Japan’s exports rose in May at the fastest annual rate in more than two years, in a hopeful sign for Prime Minister Shinzo Abe’s much-doubted economic policies, which have come to be known as Abenomics.

Calculated in yen, exports climbed 10.1 percent in May from a year earlier according to data released by Japan's finance ministry, outstripping a 6.5 percent estimate by Reuters analysts.

The stronger-than-expected jump in exports should build confidence in the leader's policies, which have had mixed results so far in reviving Japan’s economy after two decades of stagnation. Japan’s central bank aims to end deflation, or falling prices, by boosting the money supply, which has weakened the value of Japanese yen against the dollar and other currencies, paving the way for higher profits for manufacturers and exporters.

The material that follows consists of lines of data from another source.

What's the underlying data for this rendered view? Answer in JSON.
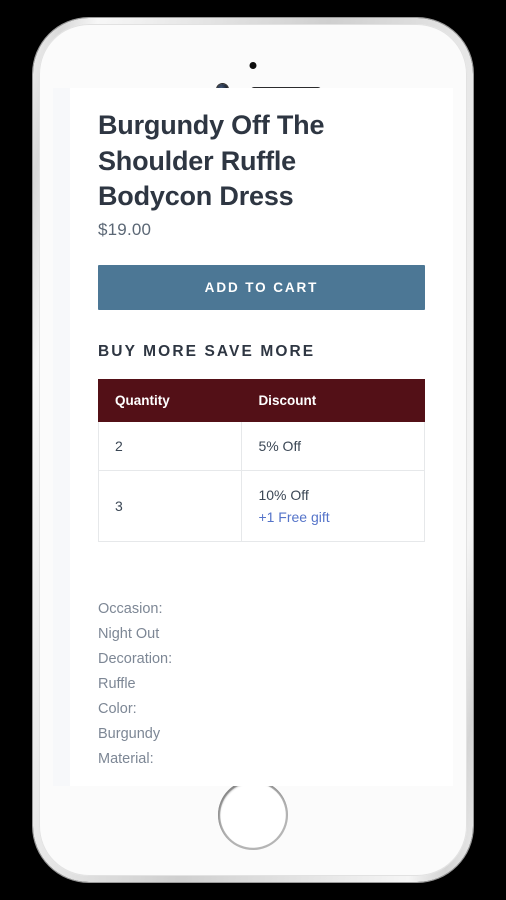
{
  "device": {
    "type": "smartphone-mockup",
    "icons": {
      "camera": "camera-lens-icon",
      "sensor": "proximity-sensor-icon",
      "speaker": "earpiece-speaker-icon",
      "home": "home-button-icon"
    }
  },
  "product": {
    "title": "Burgundy Off The Shoulder Ruffle Bodycon Dress",
    "price": "$19.00"
  },
  "actions": {
    "add_to_cart_label": "ADD TO CART"
  },
  "promo": {
    "heading": "BUY MORE SAVE MORE",
    "table": {
      "columns": [
        "Quantity",
        "Discount"
      ],
      "rows": [
        {
          "quantity": "2",
          "discount": "5% Off",
          "gift": ""
        },
        {
          "quantity": "3",
          "discount": "10% Off",
          "gift": "+1 Free gift"
        }
      ]
    }
  },
  "details": {
    "lines": [
      "Occasion:",
      "Night Out",
      "Decoration:",
      "Ruffle",
      "Color:",
      "Burgundy",
      "Material:"
    ]
  },
  "colors": {
    "accent_button": "#4c7795",
    "table_header": "#531017",
    "link": "#5574c9",
    "title_text": "#2e3642",
    "body_text": "#7d8795"
  }
}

On the other hand, a sharply weaker yen, which has depreciated by about 12 percent in the last six months, has increased Japan’s imports, which saw a 10 percent rise from a year earlier, leading to a 994 billion yen ($10.4 billion) trade deficit.

This has led to a reversal in the trend of trade surpluses for the country, as Japan now imports more oil and gas in the aftermath of the Fukushima disaster, which shuttered its nuclear reactors.

However, analysts quoted by Reuters said that the overall result of a weaker yen was positive, as higher export revenues translate into higher exporter earnings, which would boost investment and workers’ bonuses positively influencing the economy.

“We can certainly say that exports are headed in the right direction,” Shuji Tonouchi, a senior fixed income strategist at Mitsubishi UFJ Morgan Stanley Securities, told Reuters. “The breakdown shows that export volumes are still a little weak. Demand from the United States is doing well and Japan's trade deficit should eventually shrink.”

Japanese shipments to the U.S. rose 16.3 percent from a year earlier, while exports to China rose 8.3 percent, the fastest gain since February 2011, the Reuters report said.

Proponents of Abenomics say they expect an economic recovery by mid-year, riding on a wave of inflation and increasing demand, wages and employment. But, skeptics remain doubtful that higher profits will encourage companies to raise wages and increase investments in projects.

"Individual companies may offer wage increases, but because of demographics it is simply impossible to increase the total amount that is paid out in wages," Seki Obata, Keio University business school professor and author told Reuters in April. "On the contrary, that amount will shrink."

So far consumer prices have refused to go up as Abe’s government tries to achieve an inflation goal of 2 percent. And, in recent weeks, Japanese financial markets have been extremely volatile with the yen consistently gaining against the dollar and the Nikkei stock index on a roller-coaster, as investors seek safety amid uncertainty over the future of the U.S. Federal Reserve Bank’s bond-buying program.